Einer der größten Medizinskandale liegt nunmehr 50 Jahre zurück. Am 1. Oktober 1957 kam das Schlafmittel Contergan in Deutschland auf den Markt. Der Hersteller Grünenthal versprach werdenden Müttern eine ruhige Nacht. Doch das Arzneimittel, das auch gegen Morgenübelkeit wirkt, hat schädliche Auswirkungen auf das ungeborene Kind. Im ersten Trimenon der Schwangerschaft greift es in den Wachstumsprozess ein und verursacht Missbildungen an Armen und Beinen.
Weltweit waren 10.000 Kinder betroffen, etwa 5000 davon in Deutschland. In größerem Umfang war der Wirkstoff Thalidomid außer in Deutschland auch in Japan verkauft worden, außerdem in Schweden, Österreich und den Beneluxländern. In den USA scheiterte eine Markteinführung, weil die Behörden lange zögerten, das Mittel zuzulassen. Thalidomid war dort aber im Rahmen einer Studie verabreicht worden.
Erst vier Jahre nach der Markteinführung wurde Contergan wieder vom Markt genommen. Erste Hinweise auf die fatalen Nebenwirkungen des rezeptfreien Medikaments hatte es bereits zuvor gegeben: Schon 1959 waren Missbildungen bei Neugeborenen bekannt. Doch zunächst reagierte keine Behörde darauf.
Nach sieben Jahren Ermittlungen begann im Mai 1968 bei Aachen der Contergan-Prozess.
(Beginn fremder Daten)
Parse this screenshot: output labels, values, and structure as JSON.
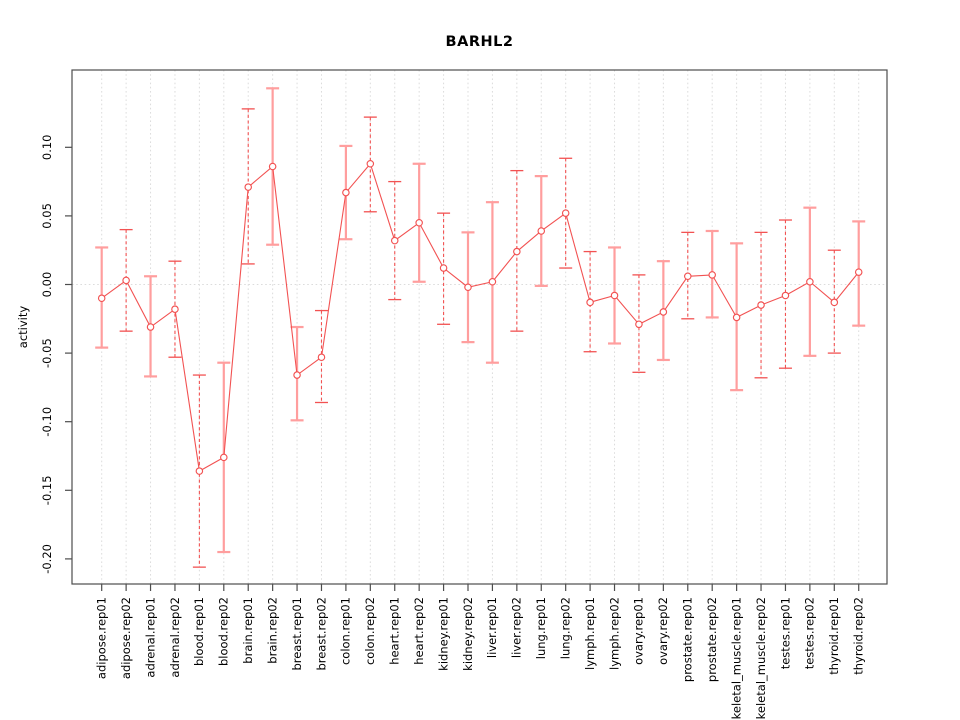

Am 18. Dezember 1970 wurde das Strafverfahren gegen acht leitende Angestellte von Grünenthal und Inhaber Hermann Wirtz wegen geringer Schuld eingestellt. Die umgerechnet 51 Millionen Euro, die Grünenthal im Rahmen eines zuvor geschlossenen Vergleichs zahlte, seien von neutralen Sachverständigen damals als maximale wirtschaftliche Belastung angesehen worden, erklärt das Unternehmen mit einem Umsatz von 813 Millionen Euro (2006) heute.
Heute leben in Deutschland rund 2700 Opfer. Je nach Schwere der Behinderung werden den Betroffenen bis zu 545 Euro monatliche Rente gezahlt. „Wir haben die schlechteste Rente und die niedrigsten Sätze von allen Ländern, in denen Contergan auf dem Markt war“, kritisiert Margit Hudelmaier, Vorsitzende des Bundesverbands Contergangeschädigter. Für die Opfer bleibt der Fall auch 50 Jahre danach eine „nationale Katastrophe“, wie die betroffene Anna betont.